My colleague Gregory Zuckerman noted earlier this week that many investors are worried that biotech stocks have gotten overheated, and the iShares NASDAQ Biotechnology Index exchange-traded fund is off 9% over the past five days.
Against that backdrop, the Credit Suisse analysts insist that biotech is moving toward what they call a “Nirvana Model” of “unprecedented growth and profitability.”
This “new era” talk reminds me of the immortal words of Benjamin Graham in the first edition of the book Security Analysis in 1934. Graham (with his co-author David Dodd) was writing in the wake of the Crash of 1929, after investors had driven stocks to unsustainably high prices on the belief that corporate profits could grow indefinitely. The passage is so profound and impeccably written, it’s worth quoting at length:
…particularly during the latter stage of the bull market culminating in 1929, the public acquired a completely different attitude towards the investment merits of common stocks…. The new theory or principle may be summed up in the sentence: “The value of a common stock depends entirely upon what it will earn in the future.”
…[such beliefs] concealed two theoretical weaknesses which could and did result in untold mischief. The first of these defects was that they abolished the fundamental distinction between investment and speculation. The second was that they ignored the price of a stock in determining whether it was a desirable purchase.
The notion that the desirability of a common stock was entirely independent of its price seems incredibly absurd. yet the new-era theory led directly to this thesis…. Instead of judging the market price by established standards of value, the new era based its standards of value upon the market price. Hence all upper limits disappeared, not only upon the price at which a stock could sell, but even upon the price at which it would deserve to sell. This fantastic reasoning actually led to the purchase for investment at $100 per share of common stocks earning $2.50 per share.
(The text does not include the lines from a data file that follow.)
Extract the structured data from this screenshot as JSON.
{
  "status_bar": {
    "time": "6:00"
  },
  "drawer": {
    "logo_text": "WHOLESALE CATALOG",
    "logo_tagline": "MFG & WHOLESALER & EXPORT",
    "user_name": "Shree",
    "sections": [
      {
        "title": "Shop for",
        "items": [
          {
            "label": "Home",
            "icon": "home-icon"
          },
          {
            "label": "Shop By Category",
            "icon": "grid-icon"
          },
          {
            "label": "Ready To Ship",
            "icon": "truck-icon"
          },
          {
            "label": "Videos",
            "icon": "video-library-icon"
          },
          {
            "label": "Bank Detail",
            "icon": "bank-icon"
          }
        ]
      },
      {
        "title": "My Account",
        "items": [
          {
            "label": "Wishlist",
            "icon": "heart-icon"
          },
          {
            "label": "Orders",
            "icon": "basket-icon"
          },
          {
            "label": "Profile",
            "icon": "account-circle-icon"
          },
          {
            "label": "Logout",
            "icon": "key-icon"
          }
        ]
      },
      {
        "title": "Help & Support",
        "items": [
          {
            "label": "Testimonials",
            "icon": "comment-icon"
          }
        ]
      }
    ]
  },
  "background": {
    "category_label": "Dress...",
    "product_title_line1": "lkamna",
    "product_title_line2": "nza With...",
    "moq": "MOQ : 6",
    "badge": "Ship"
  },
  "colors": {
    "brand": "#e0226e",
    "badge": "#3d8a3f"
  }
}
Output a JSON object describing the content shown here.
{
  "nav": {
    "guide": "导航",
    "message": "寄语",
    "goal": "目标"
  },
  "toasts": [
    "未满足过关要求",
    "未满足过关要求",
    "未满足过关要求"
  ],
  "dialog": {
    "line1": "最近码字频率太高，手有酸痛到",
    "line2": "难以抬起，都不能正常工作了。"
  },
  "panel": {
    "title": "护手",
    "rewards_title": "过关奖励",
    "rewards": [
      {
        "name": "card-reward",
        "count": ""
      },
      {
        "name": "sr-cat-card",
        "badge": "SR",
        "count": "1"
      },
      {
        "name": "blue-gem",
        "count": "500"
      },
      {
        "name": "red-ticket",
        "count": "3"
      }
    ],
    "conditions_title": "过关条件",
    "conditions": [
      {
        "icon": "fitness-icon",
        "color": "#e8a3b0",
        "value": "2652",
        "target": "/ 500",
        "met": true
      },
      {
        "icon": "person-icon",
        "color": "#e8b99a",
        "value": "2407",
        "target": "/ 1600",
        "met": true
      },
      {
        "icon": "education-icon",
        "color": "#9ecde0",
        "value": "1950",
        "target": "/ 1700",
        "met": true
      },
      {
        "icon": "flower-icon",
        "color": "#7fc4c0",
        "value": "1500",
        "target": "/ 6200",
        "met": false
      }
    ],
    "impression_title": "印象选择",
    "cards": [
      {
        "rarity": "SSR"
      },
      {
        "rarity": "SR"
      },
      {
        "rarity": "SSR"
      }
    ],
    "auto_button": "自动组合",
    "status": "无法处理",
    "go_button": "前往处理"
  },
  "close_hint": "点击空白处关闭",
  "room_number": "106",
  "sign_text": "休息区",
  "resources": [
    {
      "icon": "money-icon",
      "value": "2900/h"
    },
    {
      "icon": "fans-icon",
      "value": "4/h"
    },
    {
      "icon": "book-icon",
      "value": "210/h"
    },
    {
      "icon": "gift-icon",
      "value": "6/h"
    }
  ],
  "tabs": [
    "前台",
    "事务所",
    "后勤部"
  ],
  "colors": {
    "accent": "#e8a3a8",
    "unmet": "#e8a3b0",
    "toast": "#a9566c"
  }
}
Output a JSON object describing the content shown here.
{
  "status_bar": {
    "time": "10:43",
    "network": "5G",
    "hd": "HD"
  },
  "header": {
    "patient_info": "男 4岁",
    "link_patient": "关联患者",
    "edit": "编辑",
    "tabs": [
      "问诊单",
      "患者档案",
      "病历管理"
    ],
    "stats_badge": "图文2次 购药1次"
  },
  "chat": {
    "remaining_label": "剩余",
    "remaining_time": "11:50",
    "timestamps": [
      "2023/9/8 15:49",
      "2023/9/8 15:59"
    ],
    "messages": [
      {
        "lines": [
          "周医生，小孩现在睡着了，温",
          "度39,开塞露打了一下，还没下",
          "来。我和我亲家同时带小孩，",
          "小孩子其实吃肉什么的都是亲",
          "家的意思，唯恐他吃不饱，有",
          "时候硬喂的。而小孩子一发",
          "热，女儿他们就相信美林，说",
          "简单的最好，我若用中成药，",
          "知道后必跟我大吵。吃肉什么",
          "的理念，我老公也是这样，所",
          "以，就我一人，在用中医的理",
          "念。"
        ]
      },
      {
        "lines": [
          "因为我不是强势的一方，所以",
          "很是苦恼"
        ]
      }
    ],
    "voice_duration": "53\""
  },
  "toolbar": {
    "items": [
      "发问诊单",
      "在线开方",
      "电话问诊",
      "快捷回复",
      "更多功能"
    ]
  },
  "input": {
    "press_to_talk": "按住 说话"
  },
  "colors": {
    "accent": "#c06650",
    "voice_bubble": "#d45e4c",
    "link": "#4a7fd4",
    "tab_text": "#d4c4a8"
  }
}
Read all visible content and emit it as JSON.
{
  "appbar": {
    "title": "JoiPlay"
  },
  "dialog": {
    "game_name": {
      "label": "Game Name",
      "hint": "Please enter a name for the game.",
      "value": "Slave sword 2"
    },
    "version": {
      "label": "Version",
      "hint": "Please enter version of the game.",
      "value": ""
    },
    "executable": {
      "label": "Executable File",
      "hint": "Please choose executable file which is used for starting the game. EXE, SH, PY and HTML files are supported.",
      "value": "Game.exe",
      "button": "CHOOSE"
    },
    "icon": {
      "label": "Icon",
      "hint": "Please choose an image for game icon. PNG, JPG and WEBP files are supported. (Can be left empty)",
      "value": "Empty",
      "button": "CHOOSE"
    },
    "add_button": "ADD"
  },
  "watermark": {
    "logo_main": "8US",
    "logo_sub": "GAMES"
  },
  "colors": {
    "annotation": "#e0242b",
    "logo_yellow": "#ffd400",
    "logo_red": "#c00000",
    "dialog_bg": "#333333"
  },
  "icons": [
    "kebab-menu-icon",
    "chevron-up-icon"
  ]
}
The identical reasoning would support the purchase of these same shares at $200, at $1,000, or at any conceivable price.
An alluring corollary of this principle was that making money in the stock market was now the easiest thing in the world. It was only necessary to buy “good” stocks, regardless of price, and then to let nature take her upward course. The results of such a doctrine could not fail to be tragic. Countless people asked themselves, “Why work for a living when a fortune can be made in Wall Street without working?” The ensuing migration from business into the financial district resembled the famous gold rush to the Klondike, with the not unimportant difference that there really was gold in the Klondike.
Anyone who buys biotech stocks to participate in a “new era” should take Graham’s words to heart. The idea of a new era is old as the hills, and it almost always ends badly.